An Interesting Bug During PnP on a Cisco 9300 Switch
During a project recently, we discovered a switch that was part of a stack that had failed its way all the way to ROMMON. Upon issuing the ‘boot’ statement on the offending switch we watched it rebooting a number of times and by scouring the console messages we were able to discover what was going on.
Apparently, during PnP discovery with DNA Center a command was issued to this switch stack that it didn’t like, causing this Catalyst 9300 switch to experience a “bulk-sync failure”. Or, in other words, the active switch was trying to give the secondary switch its configuration and it was experiencing an issue, causing the secondary switch to reboot in an attempt to recover. After enough reboot cycles, the switch will decide that there’s a problem it can’t solve by rebooting and simply fail back to ROMMON.
The exact lines were:
Chassis 1 reloading, reason - Bulk Sync Failure Dec 10 02:35:46.518: %PMAN-5-EXITACTION: F0/0: pvp: Process manager is exiting: reload fp action requested Dec 10 02:35:47.415: %PMAN-5-EXITACTION: R0/0vp: Process manager is exiting: rp processes exit with reload switch code Dec 10 02:35:51.380: %PMAN-3-PROCESS_NOTIFICATION: R0/0: pvp: System report /crashinfo/Switch_1_RP_0-system-report_1_20201210-023547-UTC.tar.gz (size: 10368 KB) generated
The solution is fairly simple but not exactly intuitive. Run the command “show redundancy config-sync failures prc” on the non-offending switch. You should receive the rogue command in the output.

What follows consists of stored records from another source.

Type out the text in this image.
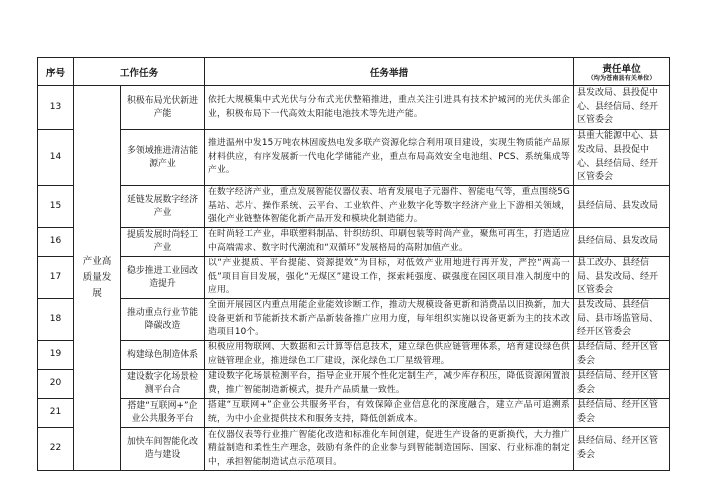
序号	工作任务		任务举措	责任单位
（均为苍南县有关单位）

13	产业高质量发展	积极布局光伏新进产能	依托大规模集中式光伏与分布式光伏整箱推进，重点关注引进具有技术护城河的光伏头部企业，积极布局下一代高效太阳能电池技术等先进产能。	县发改局、县投促中心、县经信局、经开区管委会
14		多领域推进清洁能源产业	推进温州中发15万吨农林固废热电发多联产资源化综合利用项目建设，实现生物质能产品原材料供应，有序发展新一代电化学储能产业，重点布局高效安全电池组、PCS、系统集成等产业。	县重大能源中心、县发改局、县投促中心、县经信局、经开区管委会
15		延链发展数字经济产业	在数字经济产业，重点发展智能仪器仪表、培育发展电子元器件、智能电气等，重点围绕5G基站、芯片、操作系统、云平台、工业软件、产业数字化等数字经济产业上下游相关领域，强化产业链整体智能化新产品开发和模块化制造能力。	县经信局、县发改局
16		提质发展时尚轻工产业	在时尚轻工产业，串联塑料制品、针织纺织、印刷包装等时尚产业，聚焦可再生，打造适应中高端需求、数字时代潮流和“双循环”发展格局的高附加值产业。	县经信局、县发改局
17		稳步推进工业园改造提升	以“产业提质、平台提能、资源提效”为目标，对低效产业用地进行再开发，严控“两高一低”项目盲目发展，强化“无煤区”建设工作，探索耗强度、碳强度在园区项目准入制度中的应用。	县工改办、县经信局、县发改局、经开区管委会
18		推动重点行业节能降碳改造	全面开展园区内重点用能企业能效诊断工作，推动大规模设备更新和消费品以旧换新，加大设备更新和节能新技术新产品新装备推广应用力度，每年组织实施以设备更新为主的技术改造项目10个。	县发改局、县经信局、县市场监管局、经开区管委会
19		构建绿色制造体系	积极应用物联网、大数据和云计算等信息技术，建立绿色供应链管理体系，培育建设绿色供应链管理企业，推进绿色工厂建设，深化绿色工厂星级管理。	县经信局、经开区管委会
20		建设数字化场景检测平台合	建设数字化场景检测平台，指导企业开展个性化定制生产，减少库存积压，降低资源闲置浪费，推广智能制造新模式，提升产品质量一致性。	县经信局、经开区管委会
21		搭建“互联网+”企业公共服务平台	搭建“互联网+”企业公共服务平台，有效保障企业信息化的深度融合，建立产品可追溯系统，为中小企业提供技术和服务支持，降低创新成本。	县经信局、经开区管委会
22		加快车间智能化改造与建设	在仪器仪表等行业推广智能化改造和标准化车间创建，促进生产设备的更新换代，大力推广精益制造和柔性生产理念，鼓励有条件的企业参与到智能制造国际、国家、行业标准的制定中，承担智能制造试点示范项目。	县经信局、经开区管委会
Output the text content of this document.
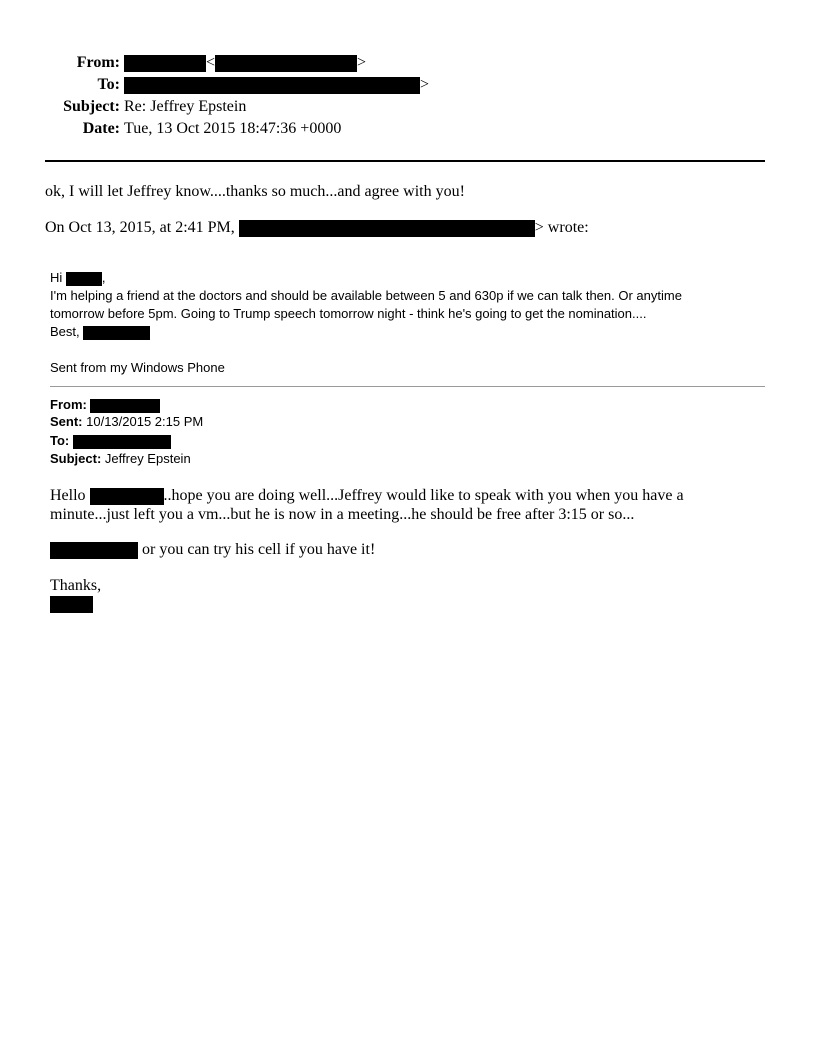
From:	<	>
To:	>
Subject: Re: Jeffrey Epstein
Date: Tue, 13 Oct 2015 18:47:36 +0000
ok, I will let Jeffrey know....thanks so much...and agree with you!
On Oct 13, 2015, at 2:41 PM,	> wrote:
Hi	,
I'm helping a friend at the doctors and should be available between 5 and 630p if we can talk then. Or anytime
tomorrow before 5pm. Going to Trump speech tomorrow night - think he's going to get the nomination....
Best,
Sent from my Windows Phone
From:
Sent: 10/13/2015 2:15 PM
To:
Subject: Jeffrey Epstein
Hello	..hope you are doing well...Jeffrey would like to speak with you when you have a
minute...just left you a vm...but he is now in a meeting...he should be free after 3:15 or so...
or you can try his cell if you have it!
Thanks,
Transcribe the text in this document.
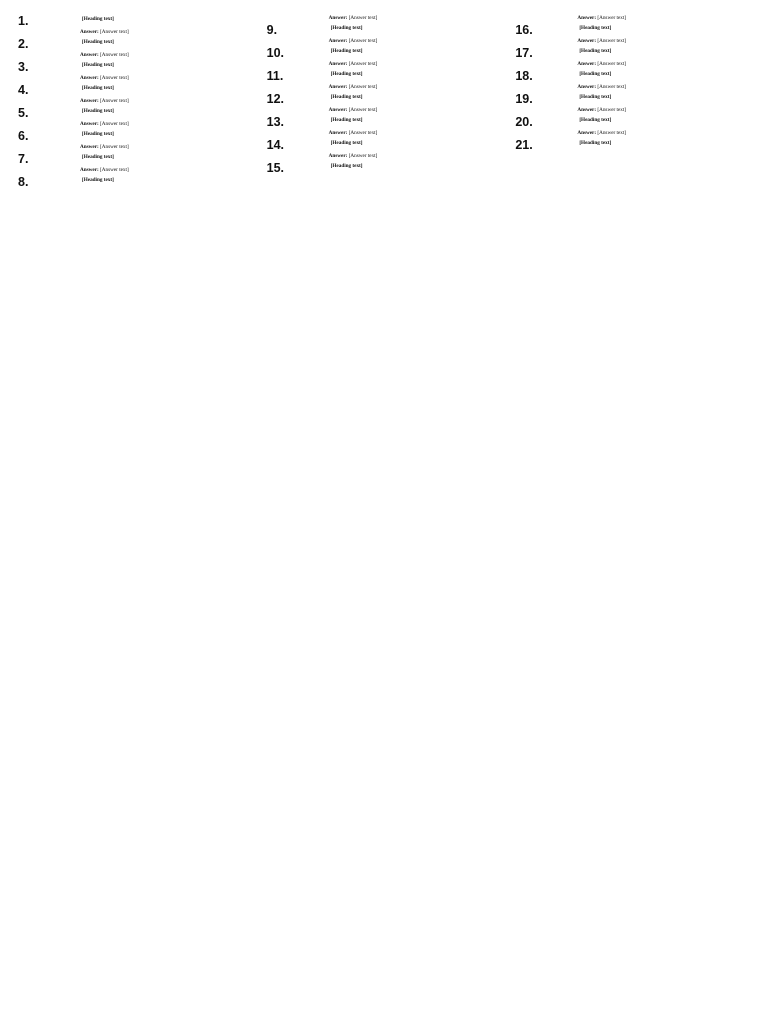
1.	[Heading text]
Answer: [Answer text]
2.	[Heading text]
Answer: [Answer text]
3.	[Heading text]
Answer: [Answer text]
4.	[Heading text]
Answer: [Answer text]
5.	[Heading text]
Answer: [Answer text]
6.	[Heading text]
Answer: [Answer text]
7.	[Heading text]
Answer: [Answer text]
8.	[Heading text]
Answer: [Answer text]
9.	[Heading text]
Answer: [Answer text]
10.	[Heading text]
Answer: [Answer text]
11.	[Heading text]
Answer: [Answer text]
12.	[Heading text]
Answer: [Answer text]
13.	[Heading text]
Answer: [Answer text]
14.	[Heading text]
Answer: [Answer text]
15.	[Heading text]
Answer: [Answer text]
16.	[Heading text]
Answer: [Answer text]
17.	[Heading text]
Answer: [Answer text]
18.	[Heading text]
Answer: [Answer text]
19.	[Heading text]
Answer: [Answer text]
20.	[Heading text]
Answer: [Answer text]
21.	[Heading text]
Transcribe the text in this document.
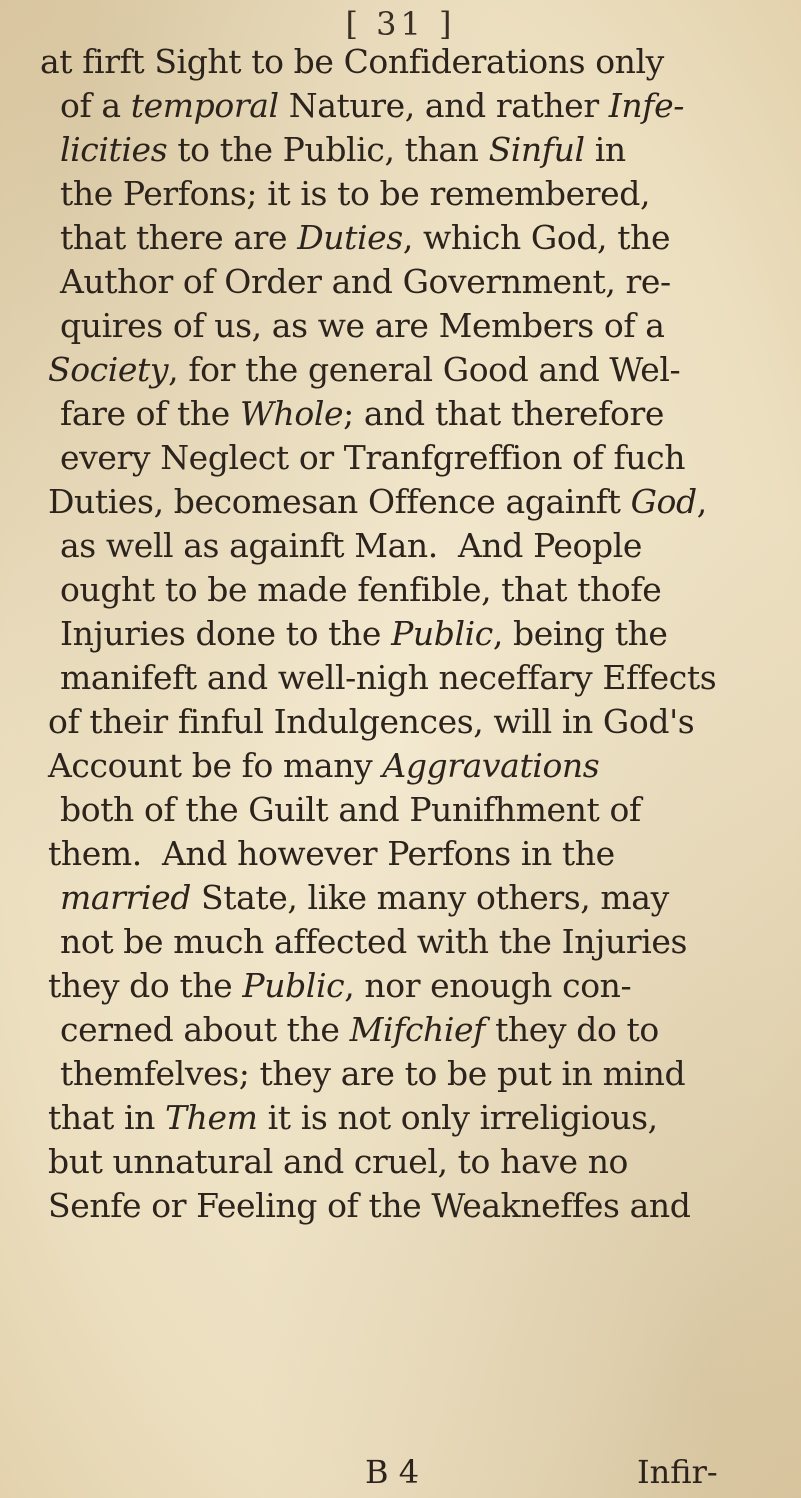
[ 31 ]
at firft Sight to be Confiderations only
of a temporal Nature, and rather Infe-
licities to the Public, than Sinful in
the Perfons; it is to be remembered,
that there are Duties, which God, the
Author of Order and Government, re-
quires of us, as we are Members of a
Society, for the general Good and Wel-
fare of the Whole; and that therefore
every Neglect or Tranfgreffion of fuch
Duties, becomesan Offence againft God,
as well as againft Man.  And People
ought to be made fenfible, that thofe
Injuries done to the Public, being the
manifeft and well-nigh neceffary Effects
of their finful Indulgences, will in God's
Account be fo many Aggravations
both of the Guilt and Punifhment of
them.  And however Perfons in the
married State, like many others, may
not be much affected with the Injuries
they do the Public, nor enough con-
cerned about the Mifchief they do to
themfelves; they are to be put in mind
that in Them it is not only irreligious,
but unnatural and cruel, to have no
Senfe or Feeling of the Weakneffes and
B 4	Infir-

Switch#show redundancy config-sync failures prc PRC Failed Command List ----------------------- - path flash:/pnp-info/pnp-archive
Do a ‘show run’ and search for failed command and remove it. If you’re coming across this exact bug and trying to resolve it, this particular command is located under the “archive” command.
archive no path flash:/pnp-info/pnp-archive
The last step is to simply save the configuration and allow the other switch to fully boot.